This issue adds up to an extended meditation on a key City Journal conviction: that man is more than a reasoning machine, calculating costs against benefits; and that any social policy based on such an impoverished understanding of psychology will leave its creators puzzled by its failure.
Our conviction, Michael Knox Beran shows in “Conservative Compassion Vs. Liberal Pity”, undergirds President Bush’s compassionate conservatism. Much of what government social policy seeks to achieve, Beran argues, concerns what an older language would call the individual’s soul. Services such as prisoner counseling or drug treatment work best when they approach clients as fellow humans possessed of dignity and moral worth, which they may claim simply by accepting the moral accountability that defines us as human.
Bureaucratic government charity can’t take such an approach, for it sees people as indistinguishable units needing merely material aid. That’s why it makes sense to give public funds to allow private charities, especially faith-based ones, to provide such services, as Bush proposes: these are the institutions whose own faith helps them to see the soul within the most degraded and to treat them with the compassion that transforms.
The bureaucratic worldview, Beran says, accounts for the failure of so much of the nation’s public education. A teacher’s job is not only to impart information, but to awaken a student’s spirit to the possibilities in the world and within himself. A system organized like a factory for processing juvenile raw material is ill designed for that task.
Because men are not calculating machines, they construct much of their worldview out of stories that make sense of reality for them, rather than out of raw data. And the tellers of the tales that make up the web of culture often bend their stories to describe the world as they’d like it to be, in hopes of bringing that ideal world into existence. At one extreme, this impulse results in propaganda, as Steven Malanga shows in “Union U.”. At U.S. universities, Malanga shows, union bosses have helped institute labor studies programs that indoctrinate students into labor’s worldview and churn out studies that “prove” labor’s policy positions. City Journal feels a duty to debunk such falsehoods.

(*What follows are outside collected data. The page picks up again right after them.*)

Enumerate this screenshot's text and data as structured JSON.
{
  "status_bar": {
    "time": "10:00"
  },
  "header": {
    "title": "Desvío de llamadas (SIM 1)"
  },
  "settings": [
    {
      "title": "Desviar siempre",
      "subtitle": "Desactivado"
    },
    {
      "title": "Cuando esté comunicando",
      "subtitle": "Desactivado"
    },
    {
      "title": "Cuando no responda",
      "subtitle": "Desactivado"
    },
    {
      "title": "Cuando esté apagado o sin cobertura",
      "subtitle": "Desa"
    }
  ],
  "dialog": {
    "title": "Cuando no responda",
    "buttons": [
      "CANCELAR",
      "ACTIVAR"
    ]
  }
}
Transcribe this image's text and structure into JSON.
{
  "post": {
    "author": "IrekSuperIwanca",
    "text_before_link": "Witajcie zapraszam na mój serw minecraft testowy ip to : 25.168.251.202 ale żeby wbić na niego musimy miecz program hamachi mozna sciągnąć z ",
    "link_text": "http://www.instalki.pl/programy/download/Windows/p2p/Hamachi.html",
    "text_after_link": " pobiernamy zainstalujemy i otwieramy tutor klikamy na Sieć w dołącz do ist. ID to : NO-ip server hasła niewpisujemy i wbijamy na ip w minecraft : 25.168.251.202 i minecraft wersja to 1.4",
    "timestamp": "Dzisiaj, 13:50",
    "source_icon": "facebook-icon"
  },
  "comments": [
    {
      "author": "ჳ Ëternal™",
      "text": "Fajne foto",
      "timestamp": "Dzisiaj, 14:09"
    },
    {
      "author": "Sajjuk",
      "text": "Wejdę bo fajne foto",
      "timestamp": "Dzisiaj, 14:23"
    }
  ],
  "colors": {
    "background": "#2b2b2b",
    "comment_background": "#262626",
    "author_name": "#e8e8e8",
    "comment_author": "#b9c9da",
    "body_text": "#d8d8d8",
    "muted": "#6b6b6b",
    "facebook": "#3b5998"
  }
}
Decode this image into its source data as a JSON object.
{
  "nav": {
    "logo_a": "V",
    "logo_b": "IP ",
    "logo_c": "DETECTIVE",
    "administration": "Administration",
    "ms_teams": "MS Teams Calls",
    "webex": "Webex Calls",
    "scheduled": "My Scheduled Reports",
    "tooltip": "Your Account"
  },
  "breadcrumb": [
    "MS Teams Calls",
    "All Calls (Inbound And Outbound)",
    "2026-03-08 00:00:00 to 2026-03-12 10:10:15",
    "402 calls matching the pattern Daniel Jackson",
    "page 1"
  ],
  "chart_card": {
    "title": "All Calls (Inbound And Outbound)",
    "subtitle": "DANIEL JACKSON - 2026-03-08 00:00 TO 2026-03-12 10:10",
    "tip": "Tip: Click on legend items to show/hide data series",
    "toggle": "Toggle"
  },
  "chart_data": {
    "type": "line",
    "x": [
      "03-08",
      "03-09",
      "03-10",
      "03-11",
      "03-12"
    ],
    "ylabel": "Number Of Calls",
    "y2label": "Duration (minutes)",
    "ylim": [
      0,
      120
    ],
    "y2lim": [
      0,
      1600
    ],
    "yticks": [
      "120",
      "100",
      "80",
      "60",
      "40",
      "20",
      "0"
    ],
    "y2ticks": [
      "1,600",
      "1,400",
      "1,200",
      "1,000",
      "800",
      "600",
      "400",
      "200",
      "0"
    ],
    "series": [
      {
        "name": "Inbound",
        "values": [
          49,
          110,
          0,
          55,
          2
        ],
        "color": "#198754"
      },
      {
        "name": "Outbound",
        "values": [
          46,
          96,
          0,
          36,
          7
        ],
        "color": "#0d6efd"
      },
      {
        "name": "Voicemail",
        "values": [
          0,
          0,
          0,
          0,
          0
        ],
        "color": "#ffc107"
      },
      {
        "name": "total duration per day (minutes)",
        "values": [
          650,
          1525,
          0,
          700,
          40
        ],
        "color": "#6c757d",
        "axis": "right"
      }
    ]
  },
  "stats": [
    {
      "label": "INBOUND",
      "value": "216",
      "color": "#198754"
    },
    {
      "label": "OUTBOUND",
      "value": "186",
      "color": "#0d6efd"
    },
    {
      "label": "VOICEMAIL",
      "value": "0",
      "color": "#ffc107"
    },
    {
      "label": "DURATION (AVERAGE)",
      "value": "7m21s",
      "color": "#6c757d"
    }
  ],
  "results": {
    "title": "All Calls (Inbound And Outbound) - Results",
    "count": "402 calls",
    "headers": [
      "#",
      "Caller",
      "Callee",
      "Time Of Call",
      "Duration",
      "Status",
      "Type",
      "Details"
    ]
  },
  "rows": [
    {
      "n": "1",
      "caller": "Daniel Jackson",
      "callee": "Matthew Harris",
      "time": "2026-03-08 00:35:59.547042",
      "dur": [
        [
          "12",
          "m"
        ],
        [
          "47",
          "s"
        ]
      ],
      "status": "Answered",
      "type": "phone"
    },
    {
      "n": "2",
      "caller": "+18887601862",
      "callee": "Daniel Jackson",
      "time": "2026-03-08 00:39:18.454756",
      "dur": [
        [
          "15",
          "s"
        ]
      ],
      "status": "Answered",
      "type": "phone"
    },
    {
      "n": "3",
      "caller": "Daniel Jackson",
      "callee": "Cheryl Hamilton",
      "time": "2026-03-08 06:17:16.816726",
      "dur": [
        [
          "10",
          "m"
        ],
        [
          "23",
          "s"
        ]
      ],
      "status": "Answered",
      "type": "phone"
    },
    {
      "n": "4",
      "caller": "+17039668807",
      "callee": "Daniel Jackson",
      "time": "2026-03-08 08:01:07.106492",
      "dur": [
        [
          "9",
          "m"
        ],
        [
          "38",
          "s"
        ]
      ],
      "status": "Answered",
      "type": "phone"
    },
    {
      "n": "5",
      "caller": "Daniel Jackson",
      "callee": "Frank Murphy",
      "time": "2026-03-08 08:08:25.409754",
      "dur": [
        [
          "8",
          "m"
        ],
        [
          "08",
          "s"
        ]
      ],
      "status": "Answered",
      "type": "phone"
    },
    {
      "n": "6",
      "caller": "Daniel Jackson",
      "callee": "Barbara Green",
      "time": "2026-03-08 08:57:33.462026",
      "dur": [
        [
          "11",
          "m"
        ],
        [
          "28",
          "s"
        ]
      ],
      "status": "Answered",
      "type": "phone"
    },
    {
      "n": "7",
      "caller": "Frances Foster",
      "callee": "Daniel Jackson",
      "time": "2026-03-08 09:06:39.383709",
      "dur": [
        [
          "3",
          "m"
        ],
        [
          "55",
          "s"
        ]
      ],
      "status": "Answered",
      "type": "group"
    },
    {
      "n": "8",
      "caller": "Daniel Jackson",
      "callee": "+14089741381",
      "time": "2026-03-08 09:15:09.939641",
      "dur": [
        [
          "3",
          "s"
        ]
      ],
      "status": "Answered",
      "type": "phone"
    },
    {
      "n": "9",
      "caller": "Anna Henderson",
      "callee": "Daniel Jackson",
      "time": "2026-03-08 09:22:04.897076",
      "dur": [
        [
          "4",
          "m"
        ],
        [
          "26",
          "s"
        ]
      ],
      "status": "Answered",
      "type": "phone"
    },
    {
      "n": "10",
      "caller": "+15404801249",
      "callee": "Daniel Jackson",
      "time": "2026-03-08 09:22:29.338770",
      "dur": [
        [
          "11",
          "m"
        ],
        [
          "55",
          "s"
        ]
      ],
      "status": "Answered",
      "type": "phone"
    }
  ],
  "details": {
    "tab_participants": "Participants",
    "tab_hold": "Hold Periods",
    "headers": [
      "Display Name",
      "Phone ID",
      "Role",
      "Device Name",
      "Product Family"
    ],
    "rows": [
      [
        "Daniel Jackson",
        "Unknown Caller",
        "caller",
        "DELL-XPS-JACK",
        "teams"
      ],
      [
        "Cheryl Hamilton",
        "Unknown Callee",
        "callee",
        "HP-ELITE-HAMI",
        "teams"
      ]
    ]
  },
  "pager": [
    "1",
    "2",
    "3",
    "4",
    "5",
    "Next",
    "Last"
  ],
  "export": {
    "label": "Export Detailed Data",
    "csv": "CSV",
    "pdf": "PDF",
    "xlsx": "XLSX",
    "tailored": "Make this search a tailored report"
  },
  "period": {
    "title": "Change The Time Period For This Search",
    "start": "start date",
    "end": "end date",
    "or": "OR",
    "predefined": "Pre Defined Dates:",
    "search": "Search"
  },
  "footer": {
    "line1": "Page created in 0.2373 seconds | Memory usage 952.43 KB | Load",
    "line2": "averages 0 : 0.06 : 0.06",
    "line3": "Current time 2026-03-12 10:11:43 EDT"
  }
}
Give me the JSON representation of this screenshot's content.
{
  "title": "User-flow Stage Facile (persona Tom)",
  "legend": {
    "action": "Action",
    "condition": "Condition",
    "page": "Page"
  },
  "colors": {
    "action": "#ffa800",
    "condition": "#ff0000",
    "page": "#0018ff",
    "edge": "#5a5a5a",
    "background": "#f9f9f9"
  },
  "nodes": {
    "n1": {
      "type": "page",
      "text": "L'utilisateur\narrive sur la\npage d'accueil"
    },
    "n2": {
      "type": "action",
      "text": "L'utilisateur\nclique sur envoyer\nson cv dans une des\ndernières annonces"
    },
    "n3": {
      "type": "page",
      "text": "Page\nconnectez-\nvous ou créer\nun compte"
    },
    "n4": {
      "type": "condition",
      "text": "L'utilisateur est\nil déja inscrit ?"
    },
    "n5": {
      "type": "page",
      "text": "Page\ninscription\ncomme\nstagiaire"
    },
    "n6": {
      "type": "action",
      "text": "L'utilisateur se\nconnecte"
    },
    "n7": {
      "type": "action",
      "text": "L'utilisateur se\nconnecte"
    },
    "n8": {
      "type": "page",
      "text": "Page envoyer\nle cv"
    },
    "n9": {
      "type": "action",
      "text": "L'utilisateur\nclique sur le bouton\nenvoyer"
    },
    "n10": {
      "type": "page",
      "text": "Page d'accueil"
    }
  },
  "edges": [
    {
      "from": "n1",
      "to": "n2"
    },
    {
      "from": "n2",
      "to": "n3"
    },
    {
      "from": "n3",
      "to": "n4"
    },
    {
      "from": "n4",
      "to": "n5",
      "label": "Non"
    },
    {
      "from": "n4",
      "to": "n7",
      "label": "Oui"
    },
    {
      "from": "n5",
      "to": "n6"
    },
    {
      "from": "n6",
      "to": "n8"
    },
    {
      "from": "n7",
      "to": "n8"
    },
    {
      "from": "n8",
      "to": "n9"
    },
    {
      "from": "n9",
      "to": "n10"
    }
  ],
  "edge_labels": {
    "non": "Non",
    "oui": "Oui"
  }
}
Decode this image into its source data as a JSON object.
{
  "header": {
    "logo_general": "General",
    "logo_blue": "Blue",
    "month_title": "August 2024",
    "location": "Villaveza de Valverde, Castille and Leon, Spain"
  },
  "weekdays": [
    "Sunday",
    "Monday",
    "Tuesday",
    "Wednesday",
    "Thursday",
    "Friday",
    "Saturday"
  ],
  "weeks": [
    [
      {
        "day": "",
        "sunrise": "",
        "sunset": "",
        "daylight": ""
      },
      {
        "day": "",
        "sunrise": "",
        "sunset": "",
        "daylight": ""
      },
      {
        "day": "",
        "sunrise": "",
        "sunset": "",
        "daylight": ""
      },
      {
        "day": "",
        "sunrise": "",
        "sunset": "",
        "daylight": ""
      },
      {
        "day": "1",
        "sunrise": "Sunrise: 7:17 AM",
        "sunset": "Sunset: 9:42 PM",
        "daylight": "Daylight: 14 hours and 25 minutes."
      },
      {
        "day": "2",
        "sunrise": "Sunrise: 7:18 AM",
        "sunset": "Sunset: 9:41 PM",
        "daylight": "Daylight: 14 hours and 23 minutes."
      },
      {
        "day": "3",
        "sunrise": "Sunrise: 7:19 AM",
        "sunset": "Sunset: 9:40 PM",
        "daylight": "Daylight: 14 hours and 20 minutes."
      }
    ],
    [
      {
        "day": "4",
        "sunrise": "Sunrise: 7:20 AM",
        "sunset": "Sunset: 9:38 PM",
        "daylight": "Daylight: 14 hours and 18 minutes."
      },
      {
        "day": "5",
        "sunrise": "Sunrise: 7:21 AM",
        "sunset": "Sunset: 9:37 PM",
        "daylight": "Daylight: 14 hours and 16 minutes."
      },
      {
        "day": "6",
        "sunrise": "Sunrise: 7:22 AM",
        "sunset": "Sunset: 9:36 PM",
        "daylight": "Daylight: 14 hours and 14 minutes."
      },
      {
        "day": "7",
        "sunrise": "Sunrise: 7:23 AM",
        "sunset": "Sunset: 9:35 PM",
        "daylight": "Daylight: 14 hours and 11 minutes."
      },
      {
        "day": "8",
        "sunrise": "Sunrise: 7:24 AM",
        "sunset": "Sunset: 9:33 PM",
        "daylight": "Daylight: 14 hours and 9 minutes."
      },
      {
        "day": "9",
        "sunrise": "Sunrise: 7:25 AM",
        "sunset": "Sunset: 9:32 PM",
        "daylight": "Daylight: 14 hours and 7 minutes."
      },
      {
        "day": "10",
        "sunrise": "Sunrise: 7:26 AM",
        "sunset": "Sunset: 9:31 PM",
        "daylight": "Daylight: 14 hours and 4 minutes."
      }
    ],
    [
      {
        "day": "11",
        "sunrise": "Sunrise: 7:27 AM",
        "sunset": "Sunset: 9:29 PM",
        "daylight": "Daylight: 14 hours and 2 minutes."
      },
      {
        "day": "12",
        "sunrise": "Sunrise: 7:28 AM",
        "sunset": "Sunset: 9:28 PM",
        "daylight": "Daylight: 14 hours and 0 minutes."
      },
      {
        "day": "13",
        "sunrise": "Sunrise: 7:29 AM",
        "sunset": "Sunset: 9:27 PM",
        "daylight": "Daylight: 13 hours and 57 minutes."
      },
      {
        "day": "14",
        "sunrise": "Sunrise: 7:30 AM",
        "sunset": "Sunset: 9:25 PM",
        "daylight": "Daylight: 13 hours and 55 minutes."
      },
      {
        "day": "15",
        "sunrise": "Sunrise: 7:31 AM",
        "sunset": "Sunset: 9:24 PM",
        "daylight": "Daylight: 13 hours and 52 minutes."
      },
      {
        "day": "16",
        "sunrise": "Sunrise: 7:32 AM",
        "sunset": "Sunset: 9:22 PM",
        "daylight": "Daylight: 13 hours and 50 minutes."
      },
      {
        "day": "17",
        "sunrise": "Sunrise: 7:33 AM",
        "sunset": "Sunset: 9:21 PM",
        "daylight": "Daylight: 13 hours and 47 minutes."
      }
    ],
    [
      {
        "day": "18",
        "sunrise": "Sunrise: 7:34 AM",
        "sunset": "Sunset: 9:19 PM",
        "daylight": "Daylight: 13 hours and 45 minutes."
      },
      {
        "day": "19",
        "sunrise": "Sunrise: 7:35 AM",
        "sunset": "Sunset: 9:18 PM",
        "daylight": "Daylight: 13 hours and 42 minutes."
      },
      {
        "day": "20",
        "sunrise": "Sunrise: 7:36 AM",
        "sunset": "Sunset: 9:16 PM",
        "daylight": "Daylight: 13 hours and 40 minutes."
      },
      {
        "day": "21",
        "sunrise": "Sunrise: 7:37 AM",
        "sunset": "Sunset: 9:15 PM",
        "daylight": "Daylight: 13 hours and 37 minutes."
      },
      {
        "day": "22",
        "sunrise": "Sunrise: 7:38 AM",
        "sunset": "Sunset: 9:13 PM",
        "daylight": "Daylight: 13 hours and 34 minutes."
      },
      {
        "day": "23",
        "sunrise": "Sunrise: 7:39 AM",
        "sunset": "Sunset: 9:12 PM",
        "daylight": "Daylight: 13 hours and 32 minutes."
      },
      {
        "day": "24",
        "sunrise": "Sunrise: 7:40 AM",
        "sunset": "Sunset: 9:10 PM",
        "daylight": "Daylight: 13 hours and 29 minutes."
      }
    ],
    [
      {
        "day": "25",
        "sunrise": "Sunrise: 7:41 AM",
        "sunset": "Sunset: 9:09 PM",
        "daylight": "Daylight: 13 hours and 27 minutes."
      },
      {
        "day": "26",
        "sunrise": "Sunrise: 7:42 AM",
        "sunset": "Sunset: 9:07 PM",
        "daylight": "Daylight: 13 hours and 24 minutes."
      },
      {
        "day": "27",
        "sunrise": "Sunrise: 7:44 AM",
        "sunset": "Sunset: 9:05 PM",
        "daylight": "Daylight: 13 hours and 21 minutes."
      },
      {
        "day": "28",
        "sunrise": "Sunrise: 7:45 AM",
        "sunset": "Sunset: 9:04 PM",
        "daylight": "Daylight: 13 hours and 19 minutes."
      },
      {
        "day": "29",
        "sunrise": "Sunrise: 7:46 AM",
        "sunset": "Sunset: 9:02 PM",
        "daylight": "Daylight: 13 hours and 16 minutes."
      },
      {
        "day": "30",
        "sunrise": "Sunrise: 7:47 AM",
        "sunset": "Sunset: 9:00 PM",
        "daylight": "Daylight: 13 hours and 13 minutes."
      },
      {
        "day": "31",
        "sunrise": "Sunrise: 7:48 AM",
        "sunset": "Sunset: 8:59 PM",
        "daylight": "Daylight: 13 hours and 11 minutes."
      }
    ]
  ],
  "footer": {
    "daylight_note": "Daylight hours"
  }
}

Which accounts for Kay S. Hymowitz’s article on Michael Moore. Moore’s hit movies and books depict a world in which global capitalism devastates vibrant communities and America exports worldwide the injustice that grips it at home—a view as false as so many of Moore’s statements. But because his comedy draws its uninformed audience into the charmed circle of its hip cynicism, it is effective, despite its mendacity.
More destructive is the worldview retailed in the music John H. McWhorter analyzes in “How Hip-Hop Holds Blacks Back”—a vision of authentic black identity as violent, misogynistic, and adversarial toward a supposedly racist society. Plato spoke of music’s power to shape the soul: and having this stuff blasting into your head for hours a day is no help in seeing the opportunity that fills the world.
How did we arrive at the bottom of the cultural barrel, where hip-hop jostles with writers who celebrate sadomasochism? asks Theodore Dalrymple in “What’s Wrong with Twinkling Buttocks?” Dalrymple dates the start of the decline in 1957, with the court decision permitting the publication of Lady Chatterley’s Lover. The court, by effectively allowing anything to be published, set off a race to the bottom, where every new effort to shock had to outdo the previous effort. But Lawrence’s belief that stripping away the conventions of reticence in which culture has veiled sex would result in liberation was mistaken, Dalrymple says, since sex without the culturally created penumbras of love and courtship is no different from the coupling of farmyard animals.
So if the stories a culture tells are so often false and destructive, are the decontructionists right? Is every cultural “text” just special pleading? In fact, as “What Use Is Literature?” argues, our greatest texts, unlike the sea of propaganda and porn that surrounds us, have the virtue of being true. They show us how we transmute the barnyard realities into something human, how our free choices and our acceptance of responsibility transform us into beings with—to use Beran’s old-fashioned word—a soul.